Nuestros ojos desfallecían esperando en vano nuestro socorro; desde nuestra atalaya buscábamos con nuestras miradas un pueblo que no pudo salvar.
18 Men bespiedde ons bij iedere stap, Zelfs op onze pleinen konden we niet gaan. Nabij was ons einde, onze dagen voorbij; Ja, ons eind was gekomen!
Espiaban nuestros pasos, impidiéndonos pasar por nuestras plazas.
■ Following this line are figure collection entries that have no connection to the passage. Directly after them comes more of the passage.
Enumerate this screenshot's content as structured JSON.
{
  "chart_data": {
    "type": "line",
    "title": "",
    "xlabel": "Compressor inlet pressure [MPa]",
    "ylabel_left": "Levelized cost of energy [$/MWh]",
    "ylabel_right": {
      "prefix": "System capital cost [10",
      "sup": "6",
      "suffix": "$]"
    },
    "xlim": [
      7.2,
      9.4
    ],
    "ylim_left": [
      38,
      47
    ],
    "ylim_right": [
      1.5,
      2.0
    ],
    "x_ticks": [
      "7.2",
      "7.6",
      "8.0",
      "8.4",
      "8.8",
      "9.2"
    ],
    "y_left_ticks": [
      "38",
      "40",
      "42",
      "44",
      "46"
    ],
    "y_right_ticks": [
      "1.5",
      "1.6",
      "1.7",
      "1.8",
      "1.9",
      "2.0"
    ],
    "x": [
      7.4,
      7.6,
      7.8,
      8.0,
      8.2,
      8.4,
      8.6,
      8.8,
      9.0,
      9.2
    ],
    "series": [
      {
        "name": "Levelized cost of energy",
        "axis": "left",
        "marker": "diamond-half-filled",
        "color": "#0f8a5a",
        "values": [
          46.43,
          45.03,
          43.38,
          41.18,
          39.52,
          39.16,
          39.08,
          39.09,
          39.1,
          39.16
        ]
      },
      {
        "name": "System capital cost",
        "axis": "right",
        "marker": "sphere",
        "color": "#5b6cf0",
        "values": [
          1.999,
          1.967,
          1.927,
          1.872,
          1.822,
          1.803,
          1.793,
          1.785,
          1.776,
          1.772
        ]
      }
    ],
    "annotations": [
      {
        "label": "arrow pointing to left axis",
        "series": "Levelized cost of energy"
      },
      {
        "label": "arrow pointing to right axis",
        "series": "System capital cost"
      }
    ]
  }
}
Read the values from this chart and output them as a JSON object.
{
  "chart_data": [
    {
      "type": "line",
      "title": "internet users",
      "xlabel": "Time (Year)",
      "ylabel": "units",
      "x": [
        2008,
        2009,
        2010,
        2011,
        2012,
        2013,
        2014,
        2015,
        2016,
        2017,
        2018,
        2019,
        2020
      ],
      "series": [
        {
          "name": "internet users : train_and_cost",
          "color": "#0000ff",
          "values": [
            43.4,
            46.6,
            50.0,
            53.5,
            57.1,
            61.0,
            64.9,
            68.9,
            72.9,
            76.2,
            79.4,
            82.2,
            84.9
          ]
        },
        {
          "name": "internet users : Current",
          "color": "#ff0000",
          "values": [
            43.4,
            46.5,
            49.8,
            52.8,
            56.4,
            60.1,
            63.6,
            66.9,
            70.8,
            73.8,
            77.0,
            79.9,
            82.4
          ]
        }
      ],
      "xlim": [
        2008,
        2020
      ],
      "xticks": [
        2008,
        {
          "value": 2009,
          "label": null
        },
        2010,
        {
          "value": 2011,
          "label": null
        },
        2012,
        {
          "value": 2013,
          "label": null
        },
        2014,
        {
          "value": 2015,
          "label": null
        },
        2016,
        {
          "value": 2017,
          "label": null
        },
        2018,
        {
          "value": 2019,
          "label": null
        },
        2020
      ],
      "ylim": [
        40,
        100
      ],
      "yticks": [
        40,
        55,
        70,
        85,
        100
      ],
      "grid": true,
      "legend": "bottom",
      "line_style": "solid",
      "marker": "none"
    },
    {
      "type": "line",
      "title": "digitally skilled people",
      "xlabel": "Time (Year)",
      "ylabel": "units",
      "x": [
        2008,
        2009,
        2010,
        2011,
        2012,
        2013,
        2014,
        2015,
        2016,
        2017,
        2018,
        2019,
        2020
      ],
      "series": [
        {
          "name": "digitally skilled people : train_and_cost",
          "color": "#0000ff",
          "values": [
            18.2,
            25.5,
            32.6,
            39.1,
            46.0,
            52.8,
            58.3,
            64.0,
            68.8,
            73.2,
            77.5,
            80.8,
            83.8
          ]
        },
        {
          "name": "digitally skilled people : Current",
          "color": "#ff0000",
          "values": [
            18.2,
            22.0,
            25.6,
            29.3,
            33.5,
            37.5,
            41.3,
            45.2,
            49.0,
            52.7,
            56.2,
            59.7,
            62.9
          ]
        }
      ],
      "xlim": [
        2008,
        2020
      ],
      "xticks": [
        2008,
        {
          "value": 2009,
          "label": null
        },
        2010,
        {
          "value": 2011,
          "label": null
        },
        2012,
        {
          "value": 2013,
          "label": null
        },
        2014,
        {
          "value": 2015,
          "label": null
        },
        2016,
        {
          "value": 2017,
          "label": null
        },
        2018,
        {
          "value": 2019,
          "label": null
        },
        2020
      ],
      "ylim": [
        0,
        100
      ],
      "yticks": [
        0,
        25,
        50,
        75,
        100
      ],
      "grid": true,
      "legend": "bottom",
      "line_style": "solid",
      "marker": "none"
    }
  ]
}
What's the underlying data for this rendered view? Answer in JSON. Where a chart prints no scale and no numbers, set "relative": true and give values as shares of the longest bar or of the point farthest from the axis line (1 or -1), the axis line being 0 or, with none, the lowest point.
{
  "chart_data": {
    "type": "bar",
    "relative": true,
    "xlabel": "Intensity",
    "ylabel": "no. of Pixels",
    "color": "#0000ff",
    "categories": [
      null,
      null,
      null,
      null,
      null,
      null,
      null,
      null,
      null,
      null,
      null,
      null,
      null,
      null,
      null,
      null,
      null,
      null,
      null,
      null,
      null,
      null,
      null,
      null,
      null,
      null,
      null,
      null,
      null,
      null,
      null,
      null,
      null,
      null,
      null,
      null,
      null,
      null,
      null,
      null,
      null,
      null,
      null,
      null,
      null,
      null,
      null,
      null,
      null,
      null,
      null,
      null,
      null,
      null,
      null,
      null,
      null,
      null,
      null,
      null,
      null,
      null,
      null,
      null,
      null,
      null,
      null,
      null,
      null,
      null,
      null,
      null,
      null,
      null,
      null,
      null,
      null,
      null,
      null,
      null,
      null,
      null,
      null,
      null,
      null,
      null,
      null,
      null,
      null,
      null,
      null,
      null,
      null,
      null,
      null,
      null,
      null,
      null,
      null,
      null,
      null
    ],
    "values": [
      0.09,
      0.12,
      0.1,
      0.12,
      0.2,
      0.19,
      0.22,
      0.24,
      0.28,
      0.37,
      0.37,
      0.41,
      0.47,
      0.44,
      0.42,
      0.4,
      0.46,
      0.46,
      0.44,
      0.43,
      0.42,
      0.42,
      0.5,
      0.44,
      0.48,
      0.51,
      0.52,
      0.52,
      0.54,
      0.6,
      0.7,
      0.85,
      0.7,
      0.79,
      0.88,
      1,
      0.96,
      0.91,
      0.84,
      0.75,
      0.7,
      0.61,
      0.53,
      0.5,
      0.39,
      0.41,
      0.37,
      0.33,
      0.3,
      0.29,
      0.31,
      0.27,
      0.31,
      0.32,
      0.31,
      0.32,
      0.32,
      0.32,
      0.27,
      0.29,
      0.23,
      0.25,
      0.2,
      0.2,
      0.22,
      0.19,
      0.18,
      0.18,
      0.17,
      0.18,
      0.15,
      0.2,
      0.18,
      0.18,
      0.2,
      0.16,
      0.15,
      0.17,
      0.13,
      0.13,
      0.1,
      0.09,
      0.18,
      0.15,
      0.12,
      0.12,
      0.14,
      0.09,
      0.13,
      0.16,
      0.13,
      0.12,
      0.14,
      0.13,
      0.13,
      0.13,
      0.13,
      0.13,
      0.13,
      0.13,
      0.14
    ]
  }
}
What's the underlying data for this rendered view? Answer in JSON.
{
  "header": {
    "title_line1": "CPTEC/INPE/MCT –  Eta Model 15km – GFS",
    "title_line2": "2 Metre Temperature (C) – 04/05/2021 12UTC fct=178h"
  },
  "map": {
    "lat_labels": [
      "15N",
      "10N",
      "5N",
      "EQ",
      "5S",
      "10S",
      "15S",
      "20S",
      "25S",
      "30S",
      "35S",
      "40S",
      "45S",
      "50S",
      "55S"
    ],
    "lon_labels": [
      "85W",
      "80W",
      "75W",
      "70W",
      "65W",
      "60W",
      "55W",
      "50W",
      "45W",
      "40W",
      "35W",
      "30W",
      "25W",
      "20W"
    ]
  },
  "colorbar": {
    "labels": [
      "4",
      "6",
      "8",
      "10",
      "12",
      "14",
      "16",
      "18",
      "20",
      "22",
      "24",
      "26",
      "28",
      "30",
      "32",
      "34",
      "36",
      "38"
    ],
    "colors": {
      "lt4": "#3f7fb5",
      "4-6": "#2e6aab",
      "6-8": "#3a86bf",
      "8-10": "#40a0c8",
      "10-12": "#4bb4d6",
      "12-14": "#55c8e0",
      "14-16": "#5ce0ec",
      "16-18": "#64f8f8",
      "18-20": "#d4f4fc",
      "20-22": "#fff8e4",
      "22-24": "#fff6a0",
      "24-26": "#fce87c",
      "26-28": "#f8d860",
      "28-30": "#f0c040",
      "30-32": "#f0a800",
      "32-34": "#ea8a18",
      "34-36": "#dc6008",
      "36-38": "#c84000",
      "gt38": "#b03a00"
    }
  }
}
Se acercó nuestro fin, se cumplieron nuestros días; porque nuestro fin ha llegado.
19 Onze vervolgers waren nog sneller Dan adelaars in de lucht; Ze zetten ons na op de bergen, Belaagden ons in de woestijn.
Más veloces que las águilas del cielo, eran nuestros perseguidores; nos perseguían por los montes, nos armaban emboscadas en el desierto.
20 Onze levensadem, de gezalfde van Jahweh, Werd in hun kuilen gevangen; Hij, van wien wij hadden gedacht: In zijn schaduw leven wij onder de volken.
El espíritu de nuestro rostro, el ungido de Yahvé, fue tornado preso en los hoyos de ellos; y nosotros decíamos que bajo su sombra viviríamos entre las naciones.
21 Jubel en juich maar, dochter van Edom, Die het land van Oes bewoont: Ook u zal de beker worden gereikt; Ge zult u bedrinken, en u ontbloten!
Aunque prorrumpes en júbilo y te gozas, hija de Edom, que habitas en la tierra de Us; también a ti llegará el cáliz, y embriagada te desnudarás.
22 Uw schuld is ten einde, dochter van Sion: Hij zal u nooit meer verbannen! Maar ùw schuld zal Hij straffen, dochter van Edom, Uw zonden openbaren!
Hija de Sión, tiene su término tu iniquidad; Él no volverá a llevarte al cautiverio; pero castigará tu iniquidad, oh hija de Edom, pondrá al descubierto tus pecados.